According to most FP&A professionals and experts, FP&A is still at the cusp of integrating big data into core planning and forecasting and analytics processes. But change is afoot. According to Frank Niedermeyer, managing director for Accenture Strategy’s CFO and enterprise value practice, old data from two to three years ago shows marketing as the top consumer of big data and finance at the bottom. However, “with the new role of the CFO and availability of new systems, nearly every company I know of is working on changing that,” he said.
There are three things that need to happen for finance to make progress in that direction:
Ensure data integrity and quality. The first thing that must happen before finance can develop a big data strategy is for the organization to build a strong data governance and quality infrastructure. Big data flows in from multiple sources, structured, unstructured, internal and external. These data pipes feed into what some experts call “data lakes” or “sandboxes”. That’s where data governance is looser and data analysts can “play” before moving clean and qualified data into more structured, highly governed data warehouses. For many companies, that’s still work in progress. “The challenge for finance professionals is how to incorporate that [information] in sensible way into current data governance infrastructure, have the business recognize its value and realize the business value to set the stage for analytics and KPI development,” said Jenny Okonkwo, a senior finance professional and the founder of Transform Consulting.
Find the right talent. FP&A does not need to be populated by data scientists. But finance needs to have an aptitude for technology and a new mindset: it needs to shift from looking backwards at ledgers and historical information to looking forward at multiple types of data and predictive analytics. In many cases, accountants and FP&A professionals have come out of school without a lot of education in statistics, etc., according to Pras Chatterjee, director of product marketing at SAP for enterprise performance management. “They need a sound understanding of statistics and may need to work together with a data scientists,” said Chatterjee. So going forward, as finance works more directly with big data, it may require a new skillset. FP&A executives will be called upon to provide more analysis, more often and on the fly. “They’ll need a mature business analytics skill set,” Chatterjee added.
Added Ilya Umansky, CTP, FP&A, director of FP&A at The Ratner Companies, in this new world, the FP&A profession “will require a great degree of ability to organize, structure, and understand the data sets. I’d love to get somebody on my staff to be able to do it.” That would be a programmer who understands the business and data architecture, according to Umansky. “That combination of skills is hard to come by. It’s not even about understanding finance. It’s about understanding the business,” he said.

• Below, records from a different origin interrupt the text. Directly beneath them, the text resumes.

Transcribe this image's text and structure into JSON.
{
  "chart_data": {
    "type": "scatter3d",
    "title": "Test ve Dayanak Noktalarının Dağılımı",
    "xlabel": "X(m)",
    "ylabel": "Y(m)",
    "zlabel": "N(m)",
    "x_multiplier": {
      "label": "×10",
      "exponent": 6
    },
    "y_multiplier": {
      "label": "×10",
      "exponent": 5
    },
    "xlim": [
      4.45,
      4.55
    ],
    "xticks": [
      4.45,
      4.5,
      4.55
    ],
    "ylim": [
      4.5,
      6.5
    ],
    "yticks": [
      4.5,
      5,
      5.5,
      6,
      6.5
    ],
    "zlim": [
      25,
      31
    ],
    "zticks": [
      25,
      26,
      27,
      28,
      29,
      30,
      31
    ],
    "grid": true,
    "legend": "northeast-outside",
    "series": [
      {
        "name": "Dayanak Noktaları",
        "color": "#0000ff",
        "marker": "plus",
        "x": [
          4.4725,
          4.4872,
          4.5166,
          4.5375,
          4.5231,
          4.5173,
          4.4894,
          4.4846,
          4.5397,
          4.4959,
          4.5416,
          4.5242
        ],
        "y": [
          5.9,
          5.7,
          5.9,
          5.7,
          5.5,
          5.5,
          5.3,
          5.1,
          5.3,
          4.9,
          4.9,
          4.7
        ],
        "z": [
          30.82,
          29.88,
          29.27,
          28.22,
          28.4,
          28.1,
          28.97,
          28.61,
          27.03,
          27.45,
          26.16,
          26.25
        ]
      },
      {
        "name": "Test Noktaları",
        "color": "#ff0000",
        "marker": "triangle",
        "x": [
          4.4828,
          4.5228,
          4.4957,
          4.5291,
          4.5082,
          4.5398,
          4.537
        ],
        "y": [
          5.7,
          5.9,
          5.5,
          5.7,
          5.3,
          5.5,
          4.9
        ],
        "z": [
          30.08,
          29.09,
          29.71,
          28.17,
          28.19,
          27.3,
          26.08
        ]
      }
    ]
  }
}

Clarify data ownership. According to FP&A professionals and consultants, FP&A has a unique opportunity to act as an analytics hub for big data across the organization. But before it can play this role, there needs to be clarity of roles. There’s no need for finance to capture the data itself, if the business is already collecting it in marketing or sales or HR, according to Maisel. “And it doesn’t necessarily require the same level of detail,” he said. What’s needed is a clear delineation of roles, between collection, data ownership and the kinds of data analysis different functions run on that data. In cases where the organization has already defined FP&A’s role as a business partner, “they should work with each line function to develop and deploy that information, but line function should retain responsibility to capture and use it,” he said. “FP&A shouldn’t advocate involvement; rather, they can add their own value to the analysis.” As new analytics tools become better and more accessible to finance, “that’s where the real value of FP&A will come from; it’s in the balance between being a business partner and a controllership function.”